Dividing the data into segments improved the model fit to the raw data (Figure 4). The discontinuities at the junctions between adjacent age segments were handled using the means of the derived points.
None of the methods was very complex, although the logarithmic transformation was simplest. Comparison of the logarithmic and LMS methods shows that the end results were very similar, and the logarithmic method would therefore be satisfactory in practice.

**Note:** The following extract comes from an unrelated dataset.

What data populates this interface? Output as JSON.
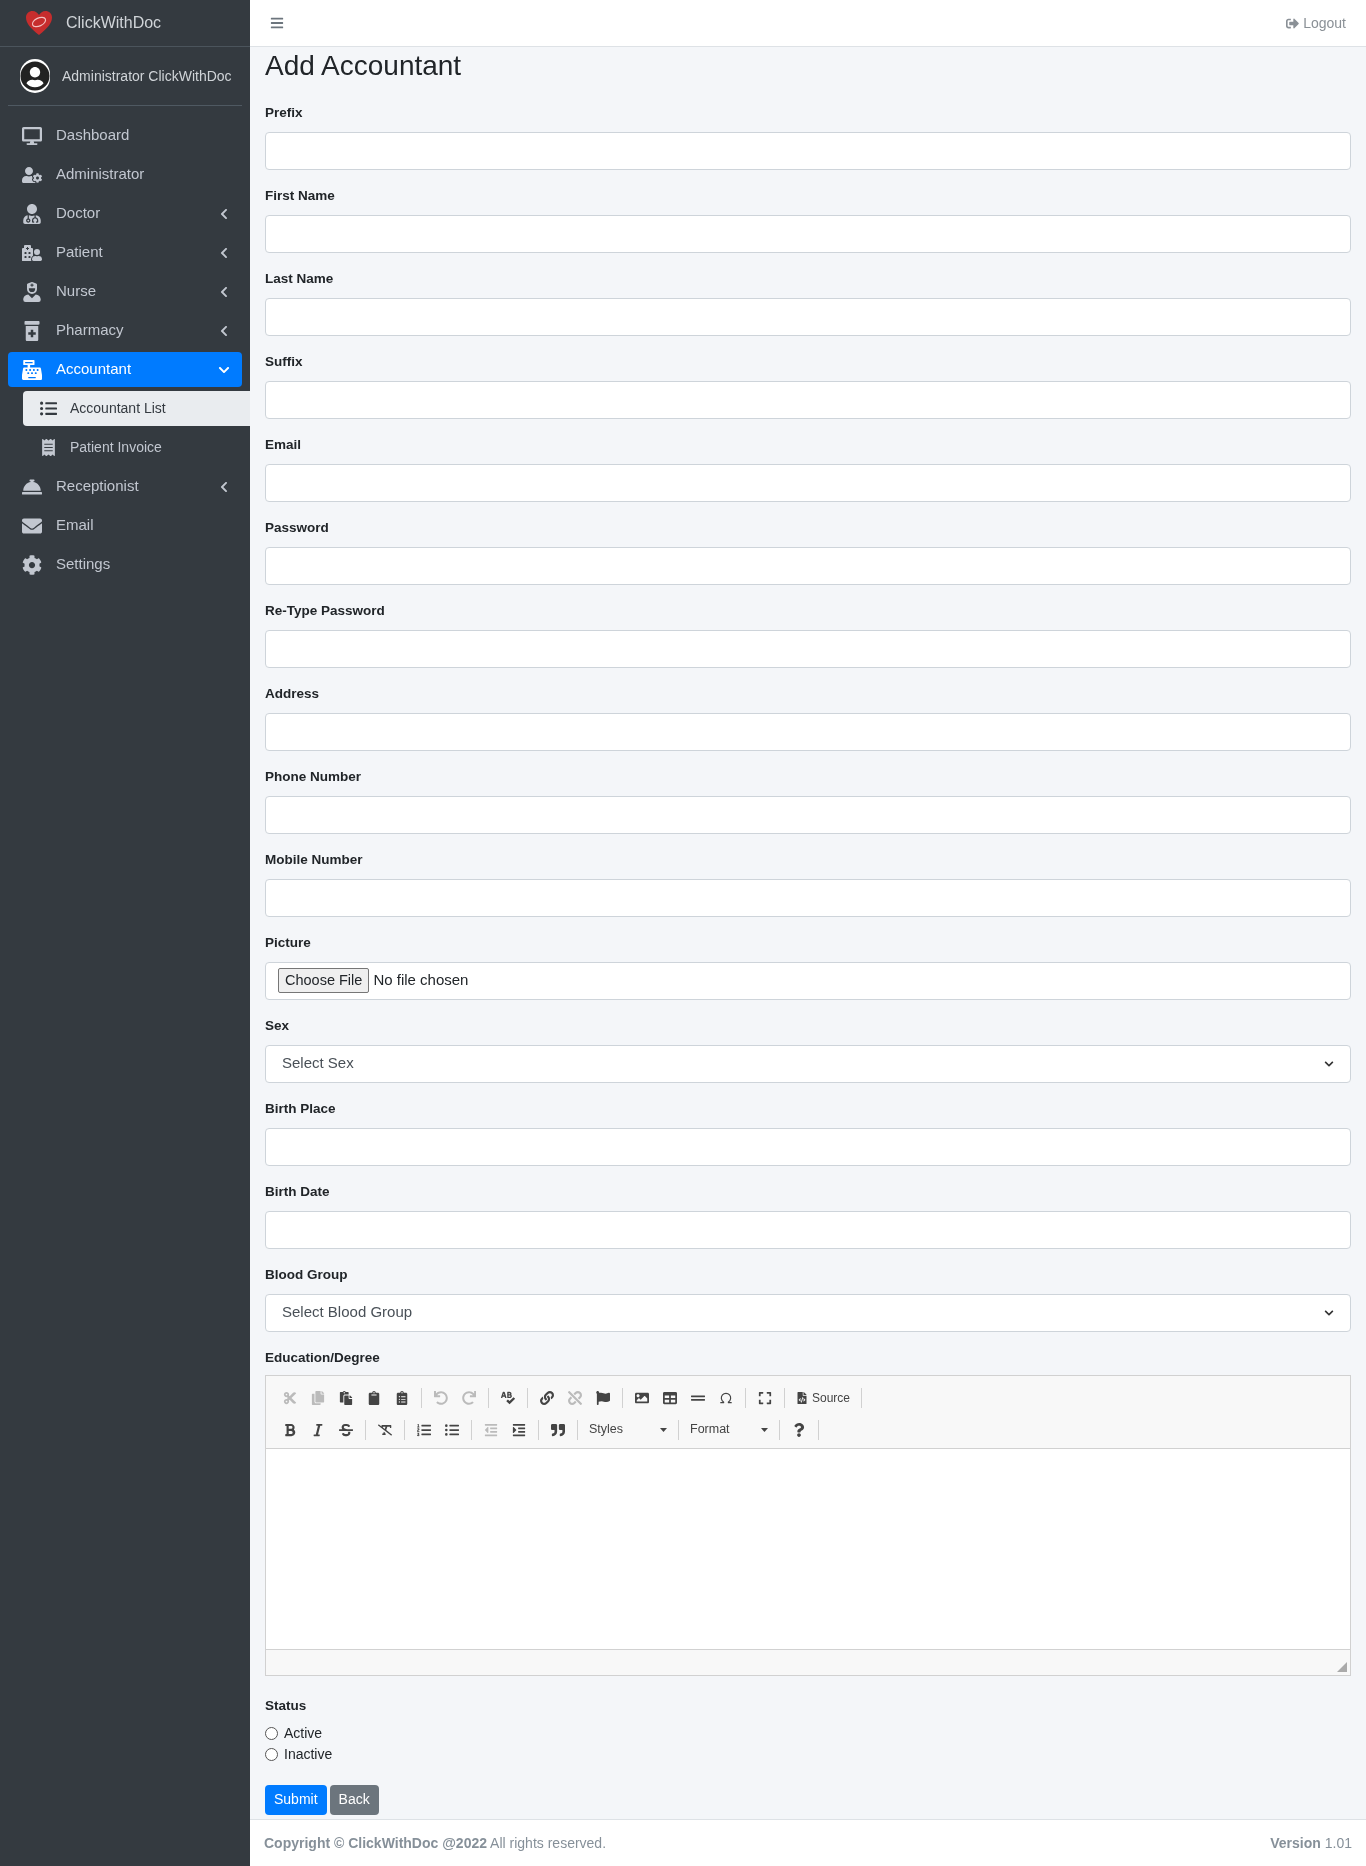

In summary, this work shows that:
Reference intervals based on historical values and manufacturers' recommendations should be checked when new analysers are commissioned; It is possible to use routinely collected laboratory data to derive valid reference intervals; If there is significant heterogeneity, the data should be divided into convenient bins based on age and/or sex; A normalizing transformation for each bin allows identification and removal of outliers; Following removal of outliers, the normalizing transformation can be refined using the remaining data points; Parameteric reference intervals can be derived by fitting the normalizing parameters, and then the means and SDs or the derived reference interval for each bin using a method such as fractional polynomials; More complex transformations may provide better normalization and fits to data, but simple transformations such as logarithmic transformations often yield satisfactory results, in terms of deviation from the raw values and differences from the results of other fits; Dividing the data into segments may simplify the models, but may result in discontinuities, which can be dealt with by overlapping the segments and averaging the fitted values.